Grossartig. Zu Dunkelheit, Kälte, Enge, und dem ohnehin schon sehr strengen Geruch, gesellte sich jetzt noch der Gestank von faulem Fisch. Und die verzweifelte Versuchung, mit diesem Unrat zumindest einen kleinen Teil von Hunger und Durst zu stillen. Dem zu widerstehen, kostete sehr viel Kraft.
Es blieb nicht bei dieser einen Bestrafung. Es blieb auch nicht bei Eimern voller Unrat, die über mir ausgekippt wurden. Oft wurde auch einer aus der Besatzung herabgelassen, um mich mit einem Stock zu quälen. Stochern und schlagen verursachten blaue Flecken und Prellungen, einige Platzwunden und Beulen, die jedoch erstaunlich schnell wieder verheilten. Ich provozierte Bert, wann immer ich die Kraft dazu fand.

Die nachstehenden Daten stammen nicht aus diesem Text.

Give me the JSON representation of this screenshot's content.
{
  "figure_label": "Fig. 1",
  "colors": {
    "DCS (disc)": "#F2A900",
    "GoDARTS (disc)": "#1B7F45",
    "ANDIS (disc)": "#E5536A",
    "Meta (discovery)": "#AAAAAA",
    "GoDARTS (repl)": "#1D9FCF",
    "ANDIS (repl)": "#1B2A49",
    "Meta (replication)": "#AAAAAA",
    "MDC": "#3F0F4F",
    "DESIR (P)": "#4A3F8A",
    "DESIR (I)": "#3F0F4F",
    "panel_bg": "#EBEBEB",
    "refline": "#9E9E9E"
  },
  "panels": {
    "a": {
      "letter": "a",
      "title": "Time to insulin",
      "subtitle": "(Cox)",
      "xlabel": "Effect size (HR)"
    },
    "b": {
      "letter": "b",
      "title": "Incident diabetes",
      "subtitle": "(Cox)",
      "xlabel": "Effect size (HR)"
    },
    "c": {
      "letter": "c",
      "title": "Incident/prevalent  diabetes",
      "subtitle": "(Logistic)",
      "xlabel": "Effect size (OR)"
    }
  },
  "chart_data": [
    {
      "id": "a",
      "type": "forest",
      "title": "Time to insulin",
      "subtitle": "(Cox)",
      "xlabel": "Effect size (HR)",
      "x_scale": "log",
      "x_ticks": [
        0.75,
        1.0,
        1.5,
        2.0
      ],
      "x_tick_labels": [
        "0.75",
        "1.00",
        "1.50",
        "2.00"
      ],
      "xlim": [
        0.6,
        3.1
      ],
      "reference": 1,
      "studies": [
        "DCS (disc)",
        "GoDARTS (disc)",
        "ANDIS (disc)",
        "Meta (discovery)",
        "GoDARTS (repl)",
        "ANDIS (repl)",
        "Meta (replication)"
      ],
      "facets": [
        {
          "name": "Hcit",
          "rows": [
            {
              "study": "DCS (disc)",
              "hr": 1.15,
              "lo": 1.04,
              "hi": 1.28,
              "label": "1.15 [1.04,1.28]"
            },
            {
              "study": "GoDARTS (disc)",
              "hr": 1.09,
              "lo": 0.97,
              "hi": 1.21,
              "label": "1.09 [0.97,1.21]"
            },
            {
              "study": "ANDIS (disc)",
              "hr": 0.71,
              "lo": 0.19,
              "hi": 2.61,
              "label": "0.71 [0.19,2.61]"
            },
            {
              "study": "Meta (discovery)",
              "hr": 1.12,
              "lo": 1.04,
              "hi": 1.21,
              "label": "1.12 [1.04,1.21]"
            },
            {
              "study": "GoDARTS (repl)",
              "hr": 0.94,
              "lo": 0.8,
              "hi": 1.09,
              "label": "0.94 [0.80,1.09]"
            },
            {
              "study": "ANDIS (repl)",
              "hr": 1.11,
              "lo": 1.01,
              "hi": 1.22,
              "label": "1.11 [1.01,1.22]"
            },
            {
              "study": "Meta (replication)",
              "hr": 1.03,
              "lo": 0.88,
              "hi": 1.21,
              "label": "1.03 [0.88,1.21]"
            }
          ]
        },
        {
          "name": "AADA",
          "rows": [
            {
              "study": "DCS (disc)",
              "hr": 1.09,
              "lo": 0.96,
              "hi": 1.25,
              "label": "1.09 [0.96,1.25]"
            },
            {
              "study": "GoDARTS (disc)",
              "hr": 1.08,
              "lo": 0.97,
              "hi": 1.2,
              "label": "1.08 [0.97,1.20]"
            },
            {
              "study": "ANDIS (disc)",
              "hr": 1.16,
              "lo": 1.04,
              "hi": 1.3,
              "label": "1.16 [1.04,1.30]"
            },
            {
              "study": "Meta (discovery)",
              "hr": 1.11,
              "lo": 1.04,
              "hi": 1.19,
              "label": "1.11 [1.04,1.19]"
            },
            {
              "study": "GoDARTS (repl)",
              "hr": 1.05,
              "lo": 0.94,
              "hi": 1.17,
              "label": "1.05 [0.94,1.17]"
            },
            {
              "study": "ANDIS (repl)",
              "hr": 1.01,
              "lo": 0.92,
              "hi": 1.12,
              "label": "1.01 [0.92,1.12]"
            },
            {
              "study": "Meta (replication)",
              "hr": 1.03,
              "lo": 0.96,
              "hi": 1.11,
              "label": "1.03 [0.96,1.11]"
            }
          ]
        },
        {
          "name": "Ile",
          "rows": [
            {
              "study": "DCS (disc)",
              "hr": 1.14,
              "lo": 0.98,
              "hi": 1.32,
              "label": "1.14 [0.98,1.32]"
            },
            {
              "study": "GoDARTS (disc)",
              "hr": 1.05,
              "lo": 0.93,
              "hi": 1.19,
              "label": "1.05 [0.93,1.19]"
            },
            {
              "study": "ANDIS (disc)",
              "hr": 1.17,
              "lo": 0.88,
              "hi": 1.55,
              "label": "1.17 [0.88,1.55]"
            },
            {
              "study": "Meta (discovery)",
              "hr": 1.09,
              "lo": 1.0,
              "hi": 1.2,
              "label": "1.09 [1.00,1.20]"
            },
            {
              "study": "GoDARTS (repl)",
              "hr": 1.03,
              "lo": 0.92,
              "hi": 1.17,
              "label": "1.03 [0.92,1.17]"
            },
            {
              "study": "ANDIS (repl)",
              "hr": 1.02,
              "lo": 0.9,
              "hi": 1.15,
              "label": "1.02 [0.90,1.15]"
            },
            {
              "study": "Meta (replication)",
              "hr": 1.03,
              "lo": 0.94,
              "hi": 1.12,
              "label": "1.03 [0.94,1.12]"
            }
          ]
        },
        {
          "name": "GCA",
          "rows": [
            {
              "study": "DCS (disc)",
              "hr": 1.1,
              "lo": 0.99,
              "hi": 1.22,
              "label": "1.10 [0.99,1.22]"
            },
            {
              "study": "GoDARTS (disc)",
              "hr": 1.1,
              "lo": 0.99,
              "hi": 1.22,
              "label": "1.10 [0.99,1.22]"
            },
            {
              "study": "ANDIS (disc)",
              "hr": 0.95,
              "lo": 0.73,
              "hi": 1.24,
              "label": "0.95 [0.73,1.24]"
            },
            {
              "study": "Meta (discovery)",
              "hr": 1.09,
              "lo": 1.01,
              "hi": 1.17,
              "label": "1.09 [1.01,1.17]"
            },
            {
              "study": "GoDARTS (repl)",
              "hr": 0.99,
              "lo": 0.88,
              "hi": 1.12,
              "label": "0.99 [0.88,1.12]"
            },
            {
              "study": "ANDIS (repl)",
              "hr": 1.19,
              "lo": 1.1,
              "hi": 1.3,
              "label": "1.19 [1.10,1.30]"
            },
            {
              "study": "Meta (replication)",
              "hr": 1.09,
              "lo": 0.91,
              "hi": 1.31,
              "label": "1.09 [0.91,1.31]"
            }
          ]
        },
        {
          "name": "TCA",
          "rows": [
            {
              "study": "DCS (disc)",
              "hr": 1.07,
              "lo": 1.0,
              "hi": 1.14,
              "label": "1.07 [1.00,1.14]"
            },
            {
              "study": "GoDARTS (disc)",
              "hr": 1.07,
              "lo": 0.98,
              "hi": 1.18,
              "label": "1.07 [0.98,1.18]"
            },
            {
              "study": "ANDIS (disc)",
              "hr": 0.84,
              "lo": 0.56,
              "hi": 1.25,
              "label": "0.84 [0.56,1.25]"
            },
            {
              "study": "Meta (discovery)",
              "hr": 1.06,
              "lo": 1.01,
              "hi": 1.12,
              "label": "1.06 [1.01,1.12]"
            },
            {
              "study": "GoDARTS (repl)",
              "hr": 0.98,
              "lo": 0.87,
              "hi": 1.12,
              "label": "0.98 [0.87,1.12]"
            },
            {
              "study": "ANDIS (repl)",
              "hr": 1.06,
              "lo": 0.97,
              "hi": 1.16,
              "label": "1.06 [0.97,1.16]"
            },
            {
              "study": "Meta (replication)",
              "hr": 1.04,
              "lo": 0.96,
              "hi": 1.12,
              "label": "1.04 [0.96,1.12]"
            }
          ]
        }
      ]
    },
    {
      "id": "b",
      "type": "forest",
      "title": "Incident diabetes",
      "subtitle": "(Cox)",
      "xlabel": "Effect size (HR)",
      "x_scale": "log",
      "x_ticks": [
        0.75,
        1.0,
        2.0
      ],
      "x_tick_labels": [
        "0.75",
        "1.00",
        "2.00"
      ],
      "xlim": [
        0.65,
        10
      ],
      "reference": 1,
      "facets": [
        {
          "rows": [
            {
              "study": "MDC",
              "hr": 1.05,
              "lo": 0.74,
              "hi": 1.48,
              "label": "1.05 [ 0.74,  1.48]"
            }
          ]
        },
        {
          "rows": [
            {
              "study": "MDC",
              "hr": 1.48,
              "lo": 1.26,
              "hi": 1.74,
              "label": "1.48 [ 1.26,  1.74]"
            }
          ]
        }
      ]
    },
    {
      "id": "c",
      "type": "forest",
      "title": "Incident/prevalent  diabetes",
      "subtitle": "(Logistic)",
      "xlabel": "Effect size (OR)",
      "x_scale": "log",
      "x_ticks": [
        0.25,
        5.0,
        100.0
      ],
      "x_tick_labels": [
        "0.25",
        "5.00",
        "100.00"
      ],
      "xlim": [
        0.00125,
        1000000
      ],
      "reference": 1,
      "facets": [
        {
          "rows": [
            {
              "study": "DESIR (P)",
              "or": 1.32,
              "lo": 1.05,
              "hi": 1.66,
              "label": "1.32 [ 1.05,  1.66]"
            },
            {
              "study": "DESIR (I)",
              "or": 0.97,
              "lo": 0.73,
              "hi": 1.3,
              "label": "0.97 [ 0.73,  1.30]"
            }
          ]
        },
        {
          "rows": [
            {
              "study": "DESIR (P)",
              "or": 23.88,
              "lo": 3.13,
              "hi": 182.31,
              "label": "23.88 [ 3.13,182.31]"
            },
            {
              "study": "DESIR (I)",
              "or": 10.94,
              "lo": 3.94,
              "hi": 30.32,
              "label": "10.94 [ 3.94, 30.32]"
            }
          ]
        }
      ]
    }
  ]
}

Mein Plan war – nun, irgendwann einen Plan zu haben. Jahre der Selbstständigkeit hatten mich gelehrt, nicht nur Möglichkeiten zu nutzen, sondern auch zu schaffen, wenn sich keine boten. Mir war klar, dass ich hier mit dem Feuer spielte und mein Verhalten sehr schnell nach hinten losgehen konnte. Aber was hatte ich zu verlieren? Die Aussicht, ein Teil der Mannschaft oder gar des Schiffs zu werden, erschien mir schlimmer, als über Bord geworfen oder bestraft zu werden.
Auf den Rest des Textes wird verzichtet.